This origin code is wrote by "mop"
http://forums.codeguru.com/showthread.php?262248-Algorithm-for-matrix-inversion .
I made a little change.
If you use GSL library, there is a simple example to get the inverse of matrix
https://lists.gnu.org/archive/html/help-gsl/2008-11/msg00001.html.
#include<cstdlib>
#include<math.h>
#include<stdio.h>
float* MatrixInversion(float* A, int n)
{
// A = input matrix (n x n)
// n = dimension of A
// AInverse = inverted matrix (n x n)
// This function inverts a matrix based on the Gauss Jordan method.
// The function returns 1 on success, 0 on failure.

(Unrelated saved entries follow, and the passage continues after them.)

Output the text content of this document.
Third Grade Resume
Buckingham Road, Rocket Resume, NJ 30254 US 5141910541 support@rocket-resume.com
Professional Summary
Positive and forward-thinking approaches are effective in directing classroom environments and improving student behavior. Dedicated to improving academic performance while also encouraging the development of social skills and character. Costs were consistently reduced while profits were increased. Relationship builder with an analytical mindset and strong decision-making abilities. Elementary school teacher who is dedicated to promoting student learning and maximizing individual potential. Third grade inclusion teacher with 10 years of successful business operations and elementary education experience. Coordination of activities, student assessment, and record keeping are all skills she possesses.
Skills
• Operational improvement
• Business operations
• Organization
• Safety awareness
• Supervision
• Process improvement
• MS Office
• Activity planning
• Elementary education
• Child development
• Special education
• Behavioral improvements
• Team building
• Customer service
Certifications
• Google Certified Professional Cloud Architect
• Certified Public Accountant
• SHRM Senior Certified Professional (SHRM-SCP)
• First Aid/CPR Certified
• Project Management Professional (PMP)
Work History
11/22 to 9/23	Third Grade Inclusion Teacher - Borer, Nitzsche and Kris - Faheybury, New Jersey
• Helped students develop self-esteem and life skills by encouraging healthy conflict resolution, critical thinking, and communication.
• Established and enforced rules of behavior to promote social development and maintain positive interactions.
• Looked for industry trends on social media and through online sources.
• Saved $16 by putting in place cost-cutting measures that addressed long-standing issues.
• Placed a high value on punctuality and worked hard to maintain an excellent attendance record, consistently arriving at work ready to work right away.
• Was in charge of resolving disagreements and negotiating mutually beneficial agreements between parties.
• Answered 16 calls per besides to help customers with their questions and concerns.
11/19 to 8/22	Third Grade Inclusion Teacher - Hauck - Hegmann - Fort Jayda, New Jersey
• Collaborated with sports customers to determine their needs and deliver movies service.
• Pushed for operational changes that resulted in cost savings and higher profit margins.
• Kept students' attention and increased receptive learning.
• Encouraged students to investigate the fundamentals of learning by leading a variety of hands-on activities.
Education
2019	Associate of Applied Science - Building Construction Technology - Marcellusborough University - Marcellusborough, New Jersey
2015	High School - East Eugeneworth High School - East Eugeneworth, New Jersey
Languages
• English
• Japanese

int i, j, iPass, imx, icol, irow;
float det, temp, pivot, factor;
float* ac = (float*)calloc(n*n, sizeof(float));
float* AInverse = (float*)calloc(n*n, sizeof(float));
det = 1;
for (i = 0; i < n; i++)
{
for (j = 0; j < n; j++)
{
//AInverse[0] = 0;
AInverse[n*i+j] = 0;
ac[n*i+j] = A[n*i+j];
}
AInverse[n*i+i] = 1.;
}
fprintf(stderr,"%f %f %f %f\n",AInverse[0],AInverse[1],AInverse[2],AInverse[3] );
// The current pivot row is iPass.
// For each pass, first find the maximum element in the pivot column.
for (iPass = 0; iPass < n; iPass++)
{
imx = iPass;
for (irow = iPass; irow < n; irow++)
{
if (fabs(A[n*irow+iPass]) > fabs(A[n*imx+iPass])) imx = irow;
}
// Interchange the elements of row iPass and row imx in both A and AInverse.
if (imx != iPass)
{
for (icol = 0; icol < n; icol++)
{
temp = AInverse[n*iPass+icol];
AInverse[n*iPass+icol] = AInverse[n*imx+icol];
AInverse[n*imx+icol] = temp;
if (icol >= iPass)
{
temp = A[n*iPass+icol];
A[n*iPass+icol] = A[n*imx+icol];
A[n*imx+icol] = temp;
}
}
}
// The current pivot is now A[iPass][iPass].
// The determinant is the product of the pivot elements.
pivot = A[n*iPass+iPass];
det = det * pivot;
if (det == 0)
{
free(ac);
fprintf(stderr,"No inverse exit\n");
}
for (icol = 0; icol < n; icol++)
{
// Normalize the pivot row by dividing by the pivot element.
AInverse[n*iPass+icol] = AInverse[n*iPass+icol] / pivot;
if (icol >= iPass) A[n*iPass+icol] = A[n*iPass+icol] / pivot;
}
for (irow = 0; irow < n; irow++)
// Add a multiple of the pivot row to each row. The multiple factor
// is chosen so that the element of A on the pivot column is 0.
{
if (irow != iPass) factor = A[n*irow+iPass];
for (icol = 0; icol < n; icol++)
{
if (irow != iPass)
{
AInverse[n*irow+icol] -= factor * AInverse[n*iPass+icol];
A[n*irow+icol] -= factor * A[n*iPass+icol];
}
}
}
}
// printf("%f %f %f %f\n",AInverse[0],AInverse[1],AInverse[2],AInverse[3] );
free(ac);
return AInverse;
}
#if 1 // compare the result with one example from https://www.mathsisfun.com/algebra/matrix-inverse.html
int main() {
float a[4] = {3,3.5,3.2,3.6};
float *c;
c = MatrixInversion(a,2);
printf("%f %f %f %f\n",c[0],c[1],c[2],c[3]);
free(c);
}
#endif
REFERENCE:
list above.